Ariane Le Fort
Si vous n’avez lu qu’un seul roman d’Ariane Le Fort, vous le savez. Le livre reposé, des scènes, des lieux surgissent, nous hantent, comme si nous y étions. Et pourtant, pour réaliser cet effet-là, elle n’a, dans sa boîte à outils, que les mots. Leur puissance d’évocation. Leur force d’émotion. Leur pouvoir de narration. Avec beaucoup de savoir-faire et un peu de légèreté, elle nous donne à lire des histoires qui pourraient être des sujets de magazines féminins. Mais jamais elle ne tombe dans le piège facile de la doxa médiatique, toujours elle va là où aucun article de presse, aucune émission de télévision, aucun post de réseaux sociaux n’ira jamais, elle plonge dans la région de l’être qui résiste aux mots, dans l’endroit « le plus intérieur, le plus en dedans » : l’intime. Rencontre.
Ariane Le Fort, de quel milieu social êtes-vous issue ?

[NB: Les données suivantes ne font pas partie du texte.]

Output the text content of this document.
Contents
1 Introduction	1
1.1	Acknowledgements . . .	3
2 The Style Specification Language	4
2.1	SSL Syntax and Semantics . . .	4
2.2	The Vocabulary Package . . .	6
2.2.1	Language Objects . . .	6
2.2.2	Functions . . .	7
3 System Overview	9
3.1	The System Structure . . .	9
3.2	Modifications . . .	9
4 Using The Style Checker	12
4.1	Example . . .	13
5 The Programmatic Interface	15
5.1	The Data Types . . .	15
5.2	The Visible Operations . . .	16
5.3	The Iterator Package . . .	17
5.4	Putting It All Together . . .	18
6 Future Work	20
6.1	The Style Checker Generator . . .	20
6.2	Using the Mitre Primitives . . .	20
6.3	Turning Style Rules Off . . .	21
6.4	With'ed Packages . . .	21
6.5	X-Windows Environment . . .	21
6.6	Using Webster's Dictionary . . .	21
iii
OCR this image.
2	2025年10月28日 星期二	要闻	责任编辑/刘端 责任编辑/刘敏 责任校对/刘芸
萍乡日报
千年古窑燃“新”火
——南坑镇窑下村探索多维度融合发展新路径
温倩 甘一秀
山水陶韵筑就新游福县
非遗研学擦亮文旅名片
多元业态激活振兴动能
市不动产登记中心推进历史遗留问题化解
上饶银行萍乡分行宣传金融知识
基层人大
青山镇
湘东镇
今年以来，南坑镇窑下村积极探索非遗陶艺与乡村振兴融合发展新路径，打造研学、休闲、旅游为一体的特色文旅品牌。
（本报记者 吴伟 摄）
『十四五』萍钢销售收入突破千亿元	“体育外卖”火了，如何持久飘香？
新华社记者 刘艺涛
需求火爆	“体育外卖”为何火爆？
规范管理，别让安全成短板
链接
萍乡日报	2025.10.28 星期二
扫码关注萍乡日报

Je proviens d’une famille plutôt bourgeoise. Mon père a étudié la théologie. Suisse, il s’est installé en Belgique comme pasteur. Il est devenu professeur à la Faculté universitaire de théologie protestante de Bruxelles. Ma mère, institutrice à la base, est d’un milieu industriel verviétois. Mes parents adoraient lire. La littérature faisait partie de notre vie, nous en parlions beaucoup.
Que lisiez-vous quand vous étiez enfant ?
Je dévorais tout ce qui me tombait sous la main, surtout les livres de la Bibliothèque rose et de la Bibliothèque verte, que j’empruntais à la bibliothèque communale. En ce qui concerne les grands auteurs, entre guillemets, j’ai d’abord lu les romans historiques d’Henri Troyat. Grâce à lui, j’ai découvert la Russie. Ensuite, je suis passée à Romain Gary. J’aimais cette littérature populaire, ces grands romans accessibles, de véritables épopées. Je ne crois pas que je pourrais encore en lire. On évolue. Petit à petit, et de plus en plus, grâce à la rencontre de certains auteurs, je suis allée vers l’intime. Maupassant, Colette, je les ai énormément aimés. Et aussi des romancières, les Anglaises, les Américaines, Anita Brookner, Edith Wharton… Elles ont dû un peu m’influencer. J’ai aussi lu Marguerite Duras, sans en être fanatique. Quand on parle ainsi de littérature, il faudrait que je retourne dans ma bibliothèque, je ne me rappelle pas bien, pas de tout. Aujourd’hui Ian McEwan est mon écrivain préféré.
Petite, écriviez-vous ?
Oui. J’ai essayé d’écrire mon journal mais j’ai vite réalisé qu’en l’écrivant, je mentais. Je n’arrivais pas à écrire les choses telles qu’elles étaient mais plutôt telles que je voulais qu’on les lise, telles que je voulais les faire croire. Je me regardais écrire. Cela ne me faisait aucun bien. Je me suis dit, Écris plutôt un roman. J’avais douze ans. Ma sœur s’étant moquée de moi, je l’ai jeté à la poubelle. Nous n’en avons plus parlé. L’envie d’écrire me chipotait, mais je n’osais pas m’y remettre. Vers vingt ans, ou vingt-trois, je ne sais plus, j’ai recommencé.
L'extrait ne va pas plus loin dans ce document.